Masih tertawa, Gemma berusaha mengalihkan pembicaraan. "Mau baby shower di mana? Apartemen loe gak akan muat kan."
"Kayaknya ke rumah Mama Maya. Udah excited banget Mama sama calon cucunya," jawab Shane.
Kehadiran calon cucu membuat hubungan Shane dan mertuanya semakin dekat. Setidaknya mama akan sering-sering menelepon, sekedar mengecek keadaannya. Kadang mengirimkan makanan atau meminta Shane untuk menginap walau sebetulnya Shane agak segan. Namun, berdasarkan saran yang mereka dapat sepanjang konsultasi, dia dan Cakra jadi menyempatkan diri untuk berkunjung minimal sebulan dua kali.
Hari ini sebetulnya adalah jadwal Shane dan Cakra untuk berkunjung. Tapi, sayang saja Cakra ada kesibukan mendadak sampai sore hari. Itu sebabnya Shane memanggil Gemma untuk menemani. Saat datang, Gemma malah mengajak dia pergi perawatan. Shane pasrah saja diajak meni-pedi sekaligus hair spa. Sepertinya bagus untuk mengurangi pegal dan pusing yang masih sering menyapa.

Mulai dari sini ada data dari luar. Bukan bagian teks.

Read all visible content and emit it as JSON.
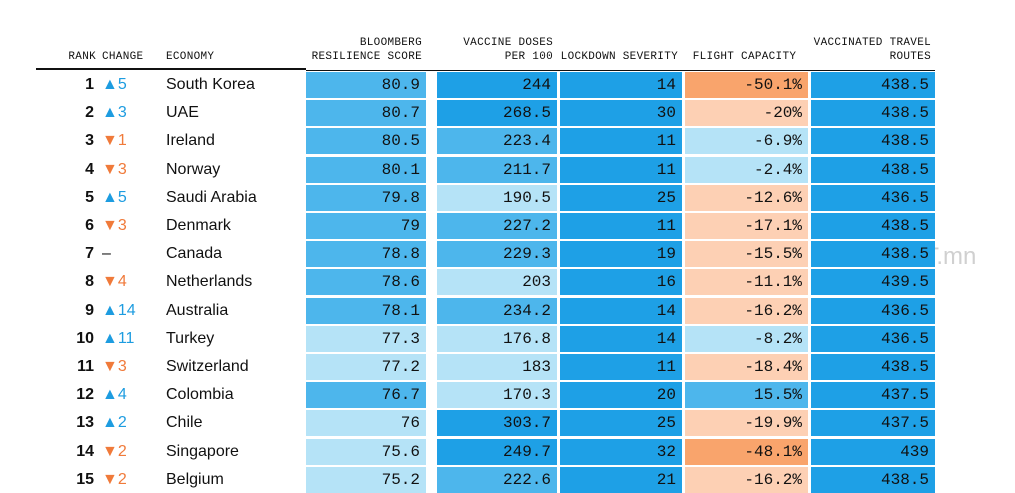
{
  "table": {
    "headers": [
      "RANK",
      "CHANGE",
      "ECONOMY",
      "BLOOMBERG RESILIENCE SCORE",
      "VACCINE DOSES PER 100",
      "LOCKDOWN SEVERITY",
      "FLIGHT CAPACITY",
      "VACCINATED TRAVEL ROUTES"
    ],
    "rows": [
      [
        1,
        "▲5",
        "South Korea",
        "80.9",
        "244",
        "14",
        "-50.1%",
        "438.5"
      ],
      [
        2,
        "▲3",
        "UAE",
        "80.7",
        "268.5",
        "30",
        "-20%",
        "438.5"
      ],
      [
        3,
        "▼1",
        "Ireland",
        "80.5",
        "223.4",
        "11",
        "-6.9%",
        "438.5"
      ],
      [
        4,
        "▼3",
        "Norway",
        "80.1",
        "211.7",
        "11",
        "-2.4%",
        "438.5"
      ],
      [
        5,
        "▲5",
        "Saudi Arabia",
        "79.8",
        "190.5",
        "25",
        "-12.6%",
        "436.5"
      ],
      [
        6,
        "▼3",
        "Denmark",
        "79",
        "227.2",
        "11",
        "-17.1%",
        "438.5"
      ],
      [
        7,
        "–",
        "Canada",
        "78.8",
        "229.3",
        "19",
        "-15.5%",
        "438.5"
      ],
      [
        8,
        "▼4",
        "Netherlands",
        "78.6",
        "203",
        "16",
        "-11.1%",
        "439.5"
      ],
      [
        9,
        "▲14",
        "Australia",
        "78.1",
        "234.2",
        "14",
        "-16.2%",
        "436.5"
      ],
      [
        10,
        "▲11",
        "Turkey",
        "77.3",
        "176.8",
        "14",
        "-8.2%",
        "436.5"
      ],
      [
        11,
        "▼3",
        "Switzerland",
        "77.2",
        "183",
        "11",
        "-18.4%",
        "438.5"
      ],
      [
        12,
        "▲4",
        "Colombia",
        "76.7",
        "170.3",
        "20",
        "15.5%",
        "437.5"
      ],
      [
        13,
        "▲2",
        "Chile",
        "76",
        "303.7",
        "25",
        "-19.9%",
        "437.5"
      ],
      [
        14,
        "▼2",
        "Singapore",
        "75.6",
        "249.7",
        "32",
        "-48.1%",
        "439"
      ],
      [
        15,
        "▼2",
        "Belgium",
        "75.2",
        "222.6",
        "21",
        "-16.2%",
        "438.5"
      ]
    ],
    "change_colors": [
      "#1d9ce0",
      "#1d9ce0",
      "#f07a3a",
      "#f07a3a",
      "#1d9ce0",
      "#f07a3a",
      "#111111",
      "#f07a3a",
      "#1d9ce0",
      "#1d9ce0",
      "#f07a3a",
      "#1d9ce0",
      "#1d9ce0",
      "#f07a3a",
      "#f07a3a"
    ],
    "cell_colors": [
      [
        "#4db6ec",
        "#1ea0e6",
        "#1ea0e6",
        "#f9a46c",
        "#1ea0e6"
      ],
      [
        "#4db6ec",
        "#1ea0e6",
        "#1ea0e6",
        "#fdd0b4",
        "#1ea0e6"
      ],
      [
        "#4db6ec",
        "#4db6ec",
        "#1ea0e6",
        "#b5e3f7",
        "#1ea0e6"
      ],
      [
        "#4db6ec",
        "#4db6ec",
        "#1ea0e6",
        "#b5e3f7",
        "#1ea0e6"
      ],
      [
        "#4db6ec",
        "#b5e3f7",
        "#1ea0e6",
        "#fdd0b4",
        "#1ea0e6"
      ],
      [
        "#4db6ec",
        "#4db6ec",
        "#1ea0e6",
        "#fdd0b4",
        "#1ea0e6"
      ],
      [
        "#4db6ec",
        "#4db6ec",
        "#1ea0e6",
        "#fdd0b4",
        "#1ea0e6"
      ],
      [
        "#4db6ec",
        "#b5e3f7",
        "#1ea0e6",
        "#fdd0b4",
        "#1ea0e6"
      ],
      [
        "#4db6ec",
        "#4db6ec",
        "#1ea0e6",
        "#fdd0b4",
        "#1ea0e6"
      ],
      [
        "#b5e3f7",
        "#b5e3f7",
        "#1ea0e6",
        "#b5e3f7",
        "#1ea0e6"
      ],
      [
        "#b5e3f7",
        "#b5e3f7",
        "#1ea0e6",
        "#fdd0b4",
        "#1ea0e6"
      ],
      [
        "#4db6ec",
        "#b5e3f7",
        "#1ea0e6",
        "#4db6ec",
        "#1ea0e6"
      ],
      [
        "#b5e3f7",
        "#1ea0e6",
        "#1ea0e6",
        "#fdd0b4",
        "#1ea0e6"
      ],
      [
        "#b5e3f7",
        "#1ea0e6",
        "#1ea0e6",
        "#f9a46c",
        "#1ea0e6"
      ],
      [
        "#b5e3f7",
        "#4db6ec",
        "#1ea0e6",
        "#fdd0b4",
        "#1ea0e6"
      ]
    ]
  },
  "watermark": "www.iFACT.mn"
}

Shane pulang bersama supirnya setelah mengantar Gemma pulang ke rumahnya. Cakra membuat keputusan yang tidak bisa diganggu gugat soal siapa yang mengantar Shane ke mana-mana sejak dia hamil. Cakra menyediakan supir yang harus stand by saat dia pergi bekerja. Dan kali ini Shane tak punya alasan lagi untuk membantah karena dia sendiri tak diizinkan menyetir lagi.
Ketika Shane membuka pintu apartemen, ternyata Cakra sudah tiba duluan.
"Kok kamu gak bilang kalau udah pulang?" tegur Shane setelah mengecup pipinya.
"Belum lama, kok. Baru aku mau telepon kamu."
Shane bergegas ke dapur, menyiapkan teh hangat. Saat dia membawakan cangkir teh ke Cakra yang duduk di ruang keluarga dan sedang sibuk dengan ponselnya, dia malah dimarahi. "Kamu, tuh, kenapa repot-repot? Aku lihat kamu jalan aja kayaknya udah susah banget!"
Bibir Shane mencebik tak terima. "Iya emang, aku sama baby whale gak ada bedanya."
Memasuki trimester akhir, berat badannya memang membengkak sampai ke tahap Shane malas menimbang badan kecuali pada saat pemeriksaan ke dokter kandungan.
Tidak ada satu pun celana yang dimilikinya bisa muat. Bahkan legging hamil ukuran S yang dia beli di awal kehamilan sudah tidak sanggup lagi untuk menampung pahanya.
KAMU SEDANG MEMBACA
Pelangi di Kaki Langit
RomanceShane berpikir jatuh cinta hanya akan terjadi satu kali, menikah hanya satu kali. Namun, saat dia memutuskan untuk menikah dengan sahabat baiknya, tampaknya pikiran 'serba sekali seumur hidup' harus dia pertimbangkan ulang. Cakra tak percaya cinta...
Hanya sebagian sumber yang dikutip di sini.